Pretty sure it was a cow he was saying moo
“Meow”
Ah shoot
Rihanna was named the sexiest woman alive. Is it really necessary to specify “alive”? Are they worried someone will dig up bodies & compare?
Scientists now believe that approx 2% of Earth’s water at any given time is found on Tupperware containers being removed from the dishwasher
“Dad, I’ve heard that in some parts of Africa a man doesn’t know his wife until he marries her.”
“Son, that happens everywhere!”
My 10yr old just asked me to stop brushing her brain, when I put her hair up in a pony tail.
[introducing my children]
…and these cuties here are the 3 times I tried sex
People who design casino/hotel carpets clearly have the best drugs on earth.

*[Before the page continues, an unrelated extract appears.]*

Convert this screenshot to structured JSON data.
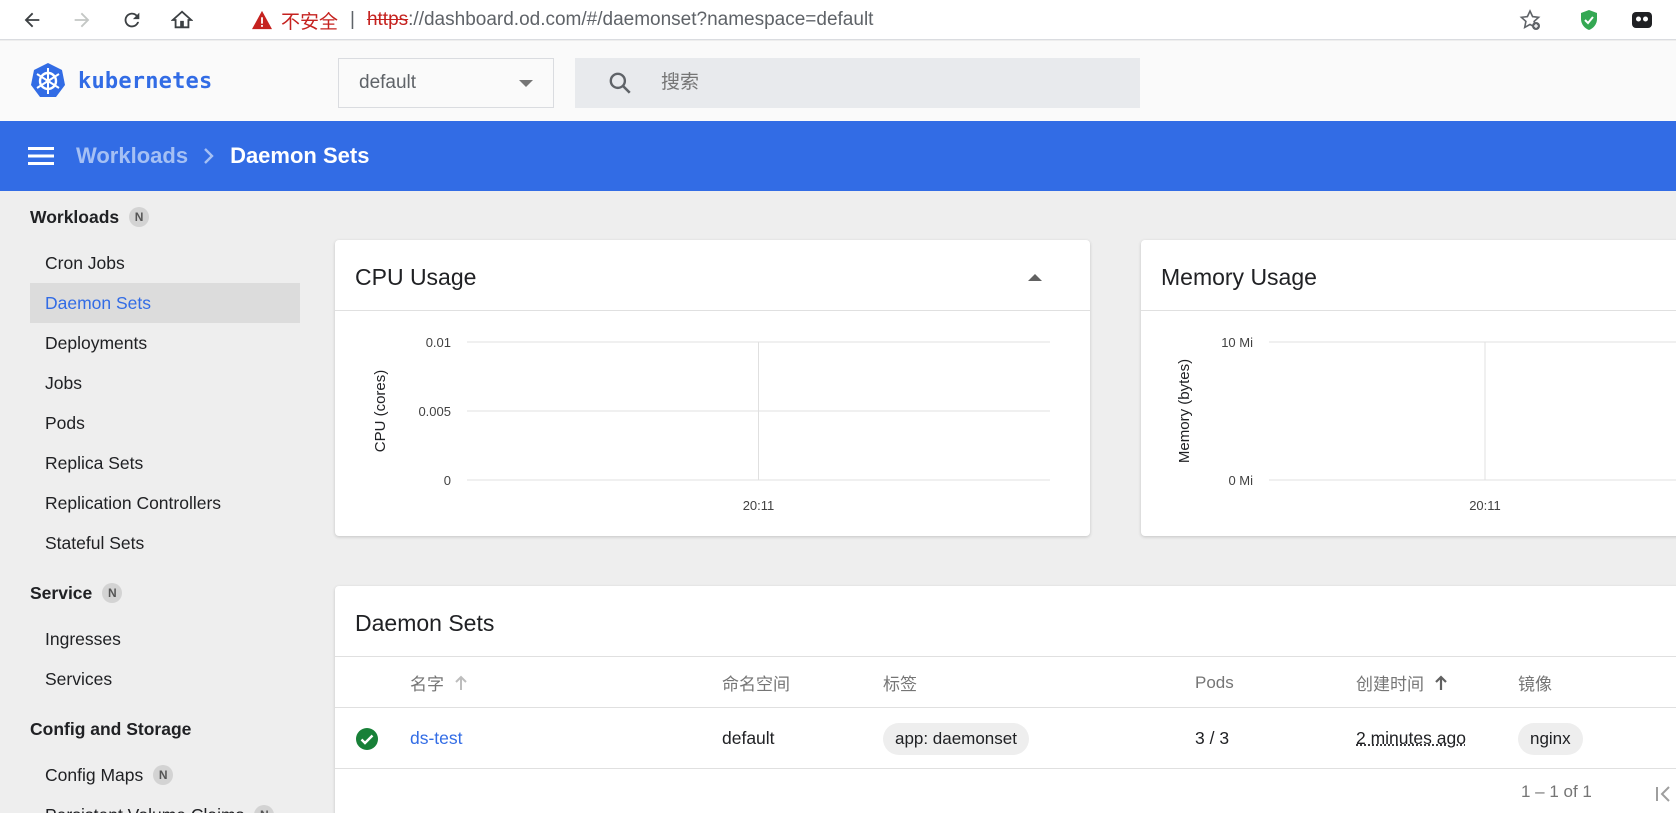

Person: It’s not rocket science.
Rocket science [wipes forehead and exhales] : Whew! Nearly got caught there.
One of my girlfriend’s bras made it into the dryer.
It was nice knowing you guys.
Scientist: we’ve finally taught a dog Morse Code
Dog: [taps paw]
Me: what did it say?
Scientist: “woof”
I know it’s rude to ask someone about their pregnancy if you’re unsure, but my hubby looks about 4 months along & the suspense is killing me
If by multitasking you mean ruining my life in more than one way at a time, then yes, I’m multitasking.
My neighbor’s smart refrigerator keeps trying to text me salami
My husband joined me in the shower this morning. Can’t a gal eat a breakfast burrito in peace?
[on road trip]
Me: I AM NOT turning this car around
Son: *cries*
Me: Nope. No way.[45 min later]
Me: *walks out of house holding Mr. Teddy Bear*
Yesterday my 3 year old had a meltdown & threw her water bottle at our cat. After she calmed down I said, “I don’t think it was very kind to throw your bottle at the cat. Maybe you should apologize.” So she said sorry to the water bottle
Teaching 19 to cook, clean, and do laundry so if he ever gets married his wife won’t divorce him and make him my responsibility again.
Remember to set your wireless bra to ‘airplane mode’ before take off.
overheard my 7yo telling a friend he speaks Italian but what the friend doesn’t know is to my son speaking Italian just means shouting “ITSA ME! MARIO!”
Always the kidnapper, never the kidnapped
“It’s not what it looks like,” I say to the bunny noticing my slippers.